Rising housing prices often reflect a country’s economic growth and health. This may be a type of “good inflation,” but wages and other metrics may not keep pace. Our Chief Market Strategist and Head of Franklin Templeton Investment Institute, Stephen Dover, discusses how the pandemic may have globally fueled inflation in housing and the supply chains that build them.

Benjamin Franklin once complained about inflation and rising housing costs, exclaiming “Rent of old houses and value of lands…are trebled in the last six years.” However, steadily rising prices often reflect a country’s economic growth and health. With real estate being the greatest source of wealth for many families, this may be a type of “good inflation” that is consistent with improving prospects for households.

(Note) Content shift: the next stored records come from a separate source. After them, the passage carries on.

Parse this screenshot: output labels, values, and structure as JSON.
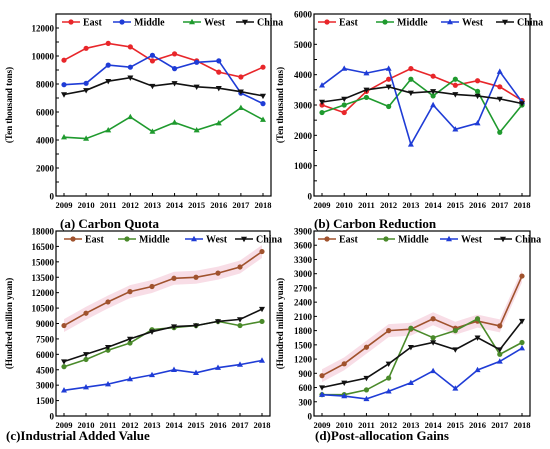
{
  "chart_data": [
    {
      "type": "line",
      "caption": "(a) Carbon Quota",
      "ylabel": "(Ten thousand tons)",
      "x": [
        "2009",
        "2010",
        "2011",
        "2012",
        "2013",
        "2014",
        "2015",
        "2016",
        "2017",
        "2018"
      ],
      "ylim": [
        0,
        13000
      ],
      "yticks": [
        0,
        1000,
        2000,
        3000,
        4000,
        5000,
        6000,
        7000,
        8000,
        9000,
        10000,
        11000,
        12000,
        13000
      ],
      "legend": "top",
      "series": [
        {
          "name": "East",
          "color": "#e8262a",
          "marker": "circle",
          "values": [
            9700,
            10550,
            10900,
            10650,
            9650,
            10150,
            9650,
            8850,
            8500,
            9200
          ]
        },
        {
          "name": "Middle",
          "color": "#1f3cd6",
          "marker": "circle",
          "values": [
            7950,
            8050,
            9350,
            9200,
            10050,
            9100,
            9550,
            9650,
            7350,
            6600
          ]
        },
        {
          "name": "West",
          "color": "#1f9a2e",
          "marker": "triangle",
          "values": [
            4200,
            4100,
            4700,
            5650,
            4600,
            5250,
            4700,
            5200,
            6300,
            5450
          ]
        },
        {
          "name": "China",
          "color": "#111111",
          "marker": "triangle-down",
          "values": [
            7250,
            7550,
            8200,
            8450,
            7850,
            8050,
            7800,
            7700,
            7450,
            7150
          ]
        }
      ]
    },
    {
      "type": "line",
      "caption": "(b)  Carbon Reduction",
      "ylabel": "(Ten thousand tons)",
      "x": [
        "2009",
        "2010",
        "2011",
        "2012",
        "2013",
        "2014",
        "2015",
        "2016",
        "2017",
        "2018"
      ],
      "ylim": [
        0,
        6000
      ],
      "yticks": [
        0,
        500,
        1000,
        1500,
        2000,
        2500,
        3000,
        3500,
        4000,
        4500,
        5000,
        5500,
        6000
      ],
      "legend": "top",
      "series": [
        {
          "name": "East",
          "color": "#e8262a",
          "marker": "circle",
          "values": [
            3000,
            2750,
            3450,
            3850,
            4200,
            3950,
            3650,
            3800,
            3600,
            3150
          ]
        },
        {
          "name": "Middle",
          "color": "#1f9a2e",
          "marker": "circle",
          "values": [
            2750,
            3000,
            3250,
            2950,
            3850,
            3300,
            3850,
            3450,
            2100,
            3000
          ]
        },
        {
          "name": "West",
          "color": "#1f3cd6",
          "marker": "triangle",
          "values": [
            3650,
            4200,
            4050,
            4200,
            1700,
            3000,
            2200,
            2400,
            4100,
            3100
          ]
        },
        {
          "name": "China",
          "color": "#111111",
          "marker": "triangle-down",
          "values": [
            3100,
            3200,
            3500,
            3600,
            3400,
            3450,
            3350,
            3300,
            3200,
            3050
          ]
        }
      ]
    },
    {
      "type": "line",
      "caption": "(c)Industrial Added Value",
      "ylabel": "(Hundred million yuan)",
      "x": [
        "2009",
        "2010",
        "2011",
        "2012",
        "2013",
        "2014",
        "2015",
        "2016",
        "2017",
        "2018"
      ],
      "ylim": [
        0,
        18000
      ],
      "yticks": [
        0,
        1500,
        3000,
        4500,
        6000,
        7500,
        9000,
        10500,
        12000,
        13500,
        15000,
        16500,
        18000
      ],
      "legend": "top",
      "series": [
        {
          "name": "East",
          "color": "#a0522d",
          "marker": "circle",
          "values": [
            8800,
            10000,
            11100,
            12100,
            12600,
            13400,
            13500,
            13900,
            14500,
            16000
          ]
        },
        {
          "name": "Middle",
          "color": "#4a8a2a",
          "marker": "circle",
          "values": [
            4800,
            5500,
            6400,
            7100,
            8400,
            8600,
            8800,
            9200,
            8800,
            9200
          ]
        },
        {
          "name": "West",
          "color": "#1f3cd6",
          "marker": "triangle",
          "values": [
            2500,
            2800,
            3100,
            3600,
            4000,
            4500,
            4200,
            4700,
            5000,
            5400
          ]
        },
        {
          "name": "China",
          "color": "#111111",
          "marker": "triangle-down",
          "values": [
            5300,
            6000,
            6700,
            7500,
            8200,
            8700,
            8800,
            9200,
            9400,
            10400
          ]
        }
      ]
    },
    {
      "type": "line",
      "caption": "(d)Post-allocation Gains",
      "ylabel": "(Hundred million yuan)",
      "x": [
        "2009",
        "2010",
        "2011",
        "2012",
        "2013",
        "2014",
        "2015",
        "2016",
        "2017",
        "2018"
      ],
      "ylim": [
        0,
        3900
      ],
      "yticks": [
        0,
        300,
        600,
        900,
        1200,
        1500,
        1800,
        2100,
        2400,
        2700,
        3000,
        3300,
        3600,
        3900
      ],
      "legend": "top",
      "series": [
        {
          "name": "East",
          "color": "#a0522d",
          "marker": "circle",
          "values": [
            850,
            1100,
            1450,
            1800,
            1830,
            2050,
            1850,
            2000,
            1900,
            2950
          ]
        },
        {
          "name": "Middle",
          "color": "#4a8a2a",
          "marker": "circle",
          "values": [
            450,
            450,
            550,
            800,
            1850,
            1650,
            1800,
            2050,
            1300,
            1550
          ]
        },
        {
          "name": "West",
          "color": "#1f3cd6",
          "marker": "triangle",
          "values": [
            450,
            420,
            360,
            520,
            700,
            950,
            580,
            970,
            1150,
            1430
          ]
        },
        {
          "name": "China",
          "color": "#111111",
          "marker": "triangle-down",
          "values": [
            600,
            700,
            800,
            1100,
            1450,
            1550,
            1400,
            1650,
            1400,
            2000
          ]
        }
      ]
    }
  ]
}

  • Home prices are rising globally. In the first quarter of 2021, the average annual nominal-house-price growth accelerated to the fastest pace since 1990 across the Organisation for Economic Co-operation and Development’s (OECD’s) 37 advanced economies.1
  • Many nations’ government responses to the pandemic included fiscal stimulus payments and ultra-low interest rates, fueling an estimated US$2.2 trillion dollars of excess US household savings2 and lower mortgage costs for homeownership, while raising the US median price of a home.
  • In April 2021, the sale price of the median home increased to a record high of US$341,600, a 19.1% year-over-year increase. However, the number of US home sales dropped -2.7% to 5.85 million, the third straight month of decline,3 as the pandemic continues to affect home sales, the building of new homes, and building material costs and constraints. Rising home prices and building material costs provide a level of cost-push inflation.4
  • The pandemic demonstrated that working from home did not necessarily lead to lower productivity—workers are no longer tethered to cities, offices, or a country. Relocations away from urban hubs to new destinations have created housing dislocations and shortages that would not have been expected pre-pandemic.5 It may take a while for the new work hubs to build sufficient housing for the new world of working from anywhere.
  • One key metric to watch is whether employment and wage trends keep up with these inflationary forces. If not, the home price rises may not feel so “good” anymore.